Re: Unimaginable corruption
"in order for HP's claim of fraud to hold weight, the corruption would have encompassed thousands of vendors, customers and partners, or the auditors themselves"
With all due respect the first half of that is incorrect. And I should know, because I worked at a company where a major accounting fraud was perpetrated, causing it to collapse. A small number of people, probably around five to eight, can easily conduct an accounting based fraud, simply by mis-stating the revenues. Sometimes that's blatant, as in declaring a sale when you've not got one (although the perpetrators usually do so against a prospect that they hope to come good soon after). With software revenues particularly involving either income streams over time, or work streams over time against an up front payment you have to make a call when the revenues become a sale, and this in particular creates an opportunity for a more sophisticated fraud, by claiming revenues today for work that you will only do in the future, or claiming a future revenue stream as though it were earned when the contract were signed. Customers can't see any of this, and there's no reason for them to be involved. Suppliers wouldn't know enough (and software businesses usually don't have many suppliers compared to a manufacturing or retail business). The only people who should see enough to know are the auditors, and that that's why they are required by law. It helps if the company structure is complex, and if the finance team is under-manned and with high staff turnover (this means nobody outside the core "fraud team" stays long enough to see that the numbers are made up).

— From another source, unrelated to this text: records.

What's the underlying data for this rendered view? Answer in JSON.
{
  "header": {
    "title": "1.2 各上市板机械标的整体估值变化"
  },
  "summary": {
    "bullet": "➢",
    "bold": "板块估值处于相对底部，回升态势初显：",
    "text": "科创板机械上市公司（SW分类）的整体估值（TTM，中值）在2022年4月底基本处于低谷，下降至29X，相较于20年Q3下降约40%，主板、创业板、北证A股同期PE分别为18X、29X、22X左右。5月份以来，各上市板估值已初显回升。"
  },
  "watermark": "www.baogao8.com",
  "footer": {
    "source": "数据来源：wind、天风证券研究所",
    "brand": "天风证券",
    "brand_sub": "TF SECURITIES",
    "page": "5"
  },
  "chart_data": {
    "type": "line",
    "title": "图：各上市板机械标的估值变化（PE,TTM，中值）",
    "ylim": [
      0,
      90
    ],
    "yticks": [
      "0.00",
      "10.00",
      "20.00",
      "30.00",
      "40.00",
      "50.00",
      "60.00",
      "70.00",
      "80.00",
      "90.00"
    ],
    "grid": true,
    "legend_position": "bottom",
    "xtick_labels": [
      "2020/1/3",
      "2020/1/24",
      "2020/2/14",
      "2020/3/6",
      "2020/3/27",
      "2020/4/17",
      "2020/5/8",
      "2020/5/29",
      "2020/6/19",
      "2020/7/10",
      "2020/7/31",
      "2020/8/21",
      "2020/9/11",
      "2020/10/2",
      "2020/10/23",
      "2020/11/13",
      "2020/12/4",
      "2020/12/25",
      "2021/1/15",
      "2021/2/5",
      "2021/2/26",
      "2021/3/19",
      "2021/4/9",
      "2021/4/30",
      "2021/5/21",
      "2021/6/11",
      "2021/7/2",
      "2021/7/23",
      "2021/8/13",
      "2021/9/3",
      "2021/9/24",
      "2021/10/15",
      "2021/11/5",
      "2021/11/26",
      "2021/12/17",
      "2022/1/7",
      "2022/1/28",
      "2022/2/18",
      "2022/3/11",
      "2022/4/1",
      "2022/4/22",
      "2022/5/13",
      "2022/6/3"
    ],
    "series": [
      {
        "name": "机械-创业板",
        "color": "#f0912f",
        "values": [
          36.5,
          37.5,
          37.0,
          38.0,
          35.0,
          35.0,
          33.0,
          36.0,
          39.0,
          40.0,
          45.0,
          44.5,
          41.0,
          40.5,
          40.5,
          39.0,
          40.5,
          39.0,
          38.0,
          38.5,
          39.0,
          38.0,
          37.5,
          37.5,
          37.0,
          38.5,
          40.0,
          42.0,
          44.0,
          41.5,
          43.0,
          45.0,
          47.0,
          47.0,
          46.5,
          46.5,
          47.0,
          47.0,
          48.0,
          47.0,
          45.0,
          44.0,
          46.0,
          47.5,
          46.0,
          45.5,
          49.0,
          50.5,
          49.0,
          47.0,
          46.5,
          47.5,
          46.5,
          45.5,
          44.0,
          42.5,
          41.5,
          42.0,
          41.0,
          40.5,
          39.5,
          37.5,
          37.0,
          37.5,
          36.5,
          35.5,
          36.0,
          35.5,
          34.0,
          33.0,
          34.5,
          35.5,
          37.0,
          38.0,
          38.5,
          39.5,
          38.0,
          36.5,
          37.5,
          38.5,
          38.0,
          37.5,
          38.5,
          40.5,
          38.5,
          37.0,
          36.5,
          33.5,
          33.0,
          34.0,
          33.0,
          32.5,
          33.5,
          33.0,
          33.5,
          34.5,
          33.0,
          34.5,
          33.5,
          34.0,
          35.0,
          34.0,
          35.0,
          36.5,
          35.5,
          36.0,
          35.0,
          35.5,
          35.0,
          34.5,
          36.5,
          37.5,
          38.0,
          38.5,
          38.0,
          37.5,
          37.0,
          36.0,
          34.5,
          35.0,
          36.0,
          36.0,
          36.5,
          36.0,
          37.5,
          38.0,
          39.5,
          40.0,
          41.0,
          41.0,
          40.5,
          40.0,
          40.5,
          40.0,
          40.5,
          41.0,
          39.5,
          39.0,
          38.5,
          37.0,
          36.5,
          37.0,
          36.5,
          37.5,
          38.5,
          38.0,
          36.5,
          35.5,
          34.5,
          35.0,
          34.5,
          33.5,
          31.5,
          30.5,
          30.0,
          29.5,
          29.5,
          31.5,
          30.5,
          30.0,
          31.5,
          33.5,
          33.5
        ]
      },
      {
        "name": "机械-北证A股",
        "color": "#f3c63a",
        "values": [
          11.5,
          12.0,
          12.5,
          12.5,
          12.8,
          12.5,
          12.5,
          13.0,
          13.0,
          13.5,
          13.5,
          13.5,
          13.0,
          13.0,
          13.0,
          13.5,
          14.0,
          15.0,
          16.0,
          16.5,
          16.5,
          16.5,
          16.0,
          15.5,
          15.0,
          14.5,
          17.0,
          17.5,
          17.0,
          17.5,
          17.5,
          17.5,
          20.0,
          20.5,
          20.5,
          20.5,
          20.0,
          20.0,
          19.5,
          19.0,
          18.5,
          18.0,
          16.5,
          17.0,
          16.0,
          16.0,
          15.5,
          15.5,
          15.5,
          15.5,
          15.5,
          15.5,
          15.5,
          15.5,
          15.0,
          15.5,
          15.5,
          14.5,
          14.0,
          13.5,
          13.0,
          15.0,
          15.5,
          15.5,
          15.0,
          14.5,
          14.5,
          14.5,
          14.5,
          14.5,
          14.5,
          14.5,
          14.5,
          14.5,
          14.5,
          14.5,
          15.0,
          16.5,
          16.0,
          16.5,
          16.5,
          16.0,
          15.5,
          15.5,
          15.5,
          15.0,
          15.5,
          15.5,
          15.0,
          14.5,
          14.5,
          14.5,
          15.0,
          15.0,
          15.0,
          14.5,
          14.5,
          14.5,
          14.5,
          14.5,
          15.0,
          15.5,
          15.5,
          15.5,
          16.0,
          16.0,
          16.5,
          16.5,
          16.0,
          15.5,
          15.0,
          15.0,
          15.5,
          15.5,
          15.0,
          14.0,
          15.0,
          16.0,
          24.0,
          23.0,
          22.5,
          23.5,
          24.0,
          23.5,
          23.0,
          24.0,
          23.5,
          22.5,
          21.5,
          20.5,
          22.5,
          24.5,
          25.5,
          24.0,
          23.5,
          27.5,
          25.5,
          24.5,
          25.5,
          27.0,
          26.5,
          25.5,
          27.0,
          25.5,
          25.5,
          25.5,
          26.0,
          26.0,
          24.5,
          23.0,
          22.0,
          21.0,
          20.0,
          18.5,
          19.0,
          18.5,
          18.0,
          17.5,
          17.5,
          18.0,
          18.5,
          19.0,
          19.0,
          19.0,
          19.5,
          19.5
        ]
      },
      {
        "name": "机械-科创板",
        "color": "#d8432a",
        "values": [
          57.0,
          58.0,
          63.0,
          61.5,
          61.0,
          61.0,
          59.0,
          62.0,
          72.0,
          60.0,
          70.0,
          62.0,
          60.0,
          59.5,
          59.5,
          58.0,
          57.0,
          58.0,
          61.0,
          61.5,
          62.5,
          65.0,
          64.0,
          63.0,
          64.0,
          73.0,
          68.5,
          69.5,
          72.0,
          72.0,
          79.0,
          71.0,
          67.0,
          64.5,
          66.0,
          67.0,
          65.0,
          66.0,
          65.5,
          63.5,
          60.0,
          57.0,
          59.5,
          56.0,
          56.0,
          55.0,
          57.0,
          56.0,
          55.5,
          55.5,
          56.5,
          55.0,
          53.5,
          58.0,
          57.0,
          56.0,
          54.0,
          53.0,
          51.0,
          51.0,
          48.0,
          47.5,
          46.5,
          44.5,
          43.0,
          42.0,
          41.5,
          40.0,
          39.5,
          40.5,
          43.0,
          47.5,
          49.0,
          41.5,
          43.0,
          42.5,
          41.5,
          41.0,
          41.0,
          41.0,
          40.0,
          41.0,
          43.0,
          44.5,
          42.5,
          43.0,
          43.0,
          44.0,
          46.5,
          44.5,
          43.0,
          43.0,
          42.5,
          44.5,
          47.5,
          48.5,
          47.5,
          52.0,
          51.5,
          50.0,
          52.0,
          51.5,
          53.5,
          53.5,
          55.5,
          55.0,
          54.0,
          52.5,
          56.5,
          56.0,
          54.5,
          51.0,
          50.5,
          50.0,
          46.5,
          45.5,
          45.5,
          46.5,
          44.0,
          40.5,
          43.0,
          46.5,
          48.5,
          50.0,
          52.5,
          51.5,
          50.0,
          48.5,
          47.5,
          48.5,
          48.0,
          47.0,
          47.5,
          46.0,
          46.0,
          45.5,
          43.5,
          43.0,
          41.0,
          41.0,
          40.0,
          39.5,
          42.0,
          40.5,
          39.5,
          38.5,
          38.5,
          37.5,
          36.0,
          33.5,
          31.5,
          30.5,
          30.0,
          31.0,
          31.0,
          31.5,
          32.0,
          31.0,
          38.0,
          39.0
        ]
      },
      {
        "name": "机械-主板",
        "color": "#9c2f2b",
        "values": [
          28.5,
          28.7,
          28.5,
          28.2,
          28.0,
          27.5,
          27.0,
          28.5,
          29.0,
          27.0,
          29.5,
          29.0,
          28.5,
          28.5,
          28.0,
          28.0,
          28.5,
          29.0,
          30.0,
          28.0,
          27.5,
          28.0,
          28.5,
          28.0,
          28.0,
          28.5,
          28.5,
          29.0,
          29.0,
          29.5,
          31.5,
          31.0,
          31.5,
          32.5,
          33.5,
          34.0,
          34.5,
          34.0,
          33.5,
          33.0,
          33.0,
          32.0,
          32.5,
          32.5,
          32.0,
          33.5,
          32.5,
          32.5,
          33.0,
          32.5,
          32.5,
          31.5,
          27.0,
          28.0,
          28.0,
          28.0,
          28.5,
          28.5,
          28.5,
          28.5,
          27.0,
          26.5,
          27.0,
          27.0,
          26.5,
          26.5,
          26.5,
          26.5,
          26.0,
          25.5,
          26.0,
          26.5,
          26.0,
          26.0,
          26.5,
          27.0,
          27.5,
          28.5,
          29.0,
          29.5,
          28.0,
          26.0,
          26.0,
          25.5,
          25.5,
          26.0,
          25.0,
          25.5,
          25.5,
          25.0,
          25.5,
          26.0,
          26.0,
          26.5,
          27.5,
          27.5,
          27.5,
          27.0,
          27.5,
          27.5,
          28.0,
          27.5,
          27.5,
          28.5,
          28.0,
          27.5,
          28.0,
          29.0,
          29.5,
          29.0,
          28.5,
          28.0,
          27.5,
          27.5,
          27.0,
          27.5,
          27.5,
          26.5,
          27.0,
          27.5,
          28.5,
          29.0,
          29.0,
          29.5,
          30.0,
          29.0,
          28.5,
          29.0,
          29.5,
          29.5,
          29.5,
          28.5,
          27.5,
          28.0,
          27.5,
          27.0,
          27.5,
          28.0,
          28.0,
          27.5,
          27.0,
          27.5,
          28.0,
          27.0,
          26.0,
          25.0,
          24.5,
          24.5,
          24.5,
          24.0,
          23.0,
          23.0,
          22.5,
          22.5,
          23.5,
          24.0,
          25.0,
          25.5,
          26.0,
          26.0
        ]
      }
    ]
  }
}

Problem is that in my experience at a couple of different companies, the auditors will sign off all manner of dodgy things, rather than rock the boat with a major client. Enron, Worldcom, and other big bankruptices were mostly due to a fraud involving the over-statement of results - but both had no problem getting their accounts signed off until the fraud had escalated to the point that the entire company went under (hence Arthur Andersen's demise). And so it was for the company I worked at - accounts signed off by the auditors in May, and by December the wheels had come off. It wouldn't take much for the auditors to properly check the sales ledger against contracts in place (and verify with major customers), nor for them to validate booking of revenues where there's a timing element. I don't think that the major auditors are ever complicit in fraud deliberately - unfortunately they tend to be persuaded to overlook the signposts to fraud in order to protect their relationship. And even if the company does go belly up, the auditor will charge even more for helping the administrators and creditors, so the downside of a client bankruptcy is usually limited.